Among some friends, and out in the world, there has been some chatter about the death of the music industry (or at least of major labels).
Let’s settle this one right now, no? we all know about:
radiohead
NIN
N-RON’s attitude is a common one at this point:
digital download for free, shows and special CDs for money
don’t confuse this with hatred of labels, it is simply time for the model to shift gears.
best description of the future of music I know is from the master of noise himself, Jacques Attali, in an interview from 2003
“But live, not as a replay. People will ask, more than anything, to see and to share live, rather than dead, events crystallised in records or virtually crystallised in a digital MP3 file.”

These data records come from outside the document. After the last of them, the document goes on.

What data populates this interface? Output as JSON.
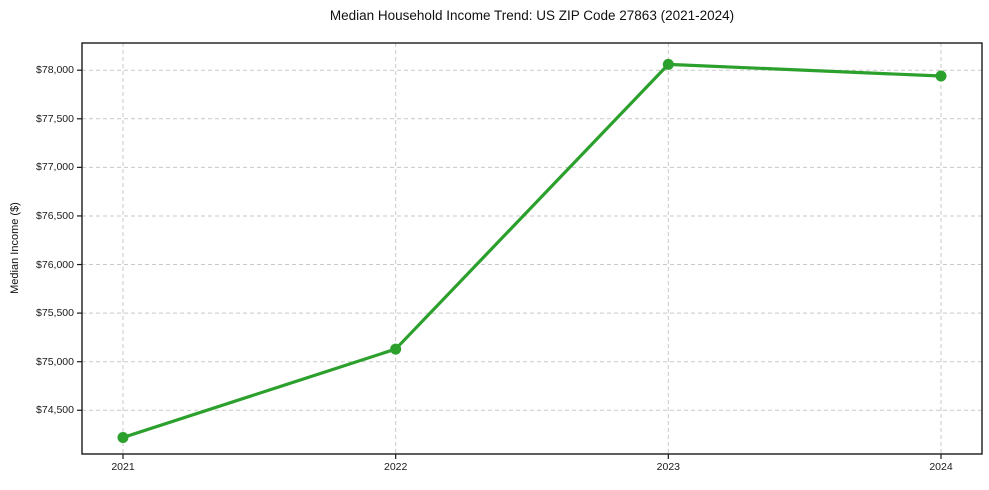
{
  "chart_data": {
    "type": "line",
    "title": "Median Household Income Trend: US ZIP Code 27863 (2021-2024)",
    "xlabel": "",
    "ylabel": "Median Income ($)",
    "categories": [
      "2021",
      "2022",
      "2023",
      "2024"
    ],
    "series": [
      {
        "name": "Median household income",
        "values": [
          74220,
          75130,
          78060,
          77940
        ],
        "color": "#2ca02c",
        "marker": "circle"
      }
    ],
    "ylim": [
      74050,
      78280
    ],
    "yticks": [
      {
        "value": 74500,
        "label": "$74,500"
      },
      {
        "value": 75000,
        "label": "$75,000"
      },
      {
        "value": 75500,
        "label": "$75,500"
      },
      {
        "value": 76000,
        "label": "$76,000"
      },
      {
        "value": 76500,
        "label": "$76,500"
      },
      {
        "value": 77000,
        "label": "$77,000"
      },
      {
        "value": 77500,
        "label": "$77,500"
      },
      {
        "value": 78000,
        "label": "$78,000"
      }
    ],
    "grid": "dashed-both-axes",
    "legend": "none",
    "colors": {
      "line": "#2ca02c",
      "grid": "#c9c9c9",
      "axis": "#1a1a1a",
      "text": "#1a1a1a",
      "background": "#ffffff"
    }
  }
}
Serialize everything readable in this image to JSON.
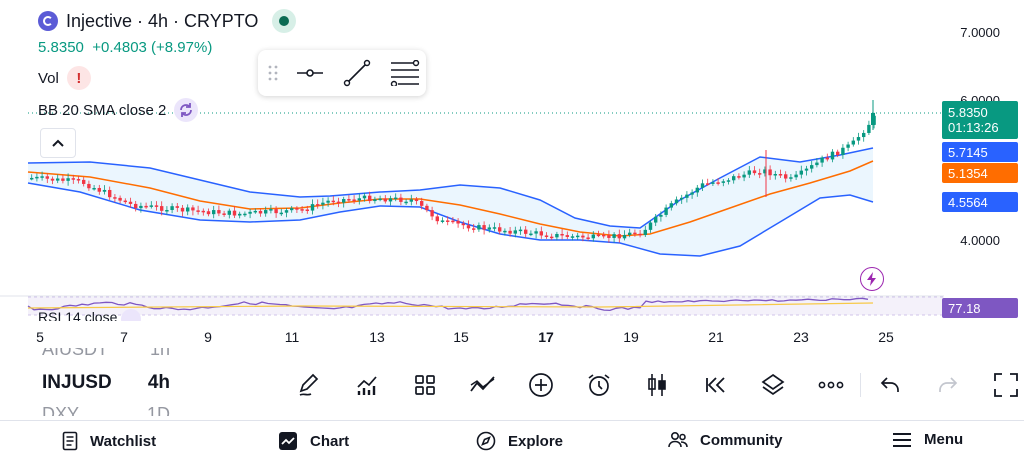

As the holiday explodes all numbers of downloads, we might ask, “what is next?”
“what is the new attention economy going to offer us?”
Will the archive we have each made, the gigabytes and terabytes of digital detritus that we accumulate, will it ever satiate our desire to own and control, to be owned and controlled? Or will the most cherished gift of all be the live experience, the opportunity to experience others, noise and sound, together.
Maybe it is these markers, these posts, music and noisy performances acting like temporary autonomous zones in a blur of consumption, that live on as our memories of hope for radical change.
Make music to make shows to make noisy things happen in real and memory-time. The end of the monoliths is a long way off. However, the spaces for noises are expanding.
Gil Scott Herron knew that the revolution will not be televised (as the comments say, it will be youtubed). And Rakim knew that you have to follow the leader.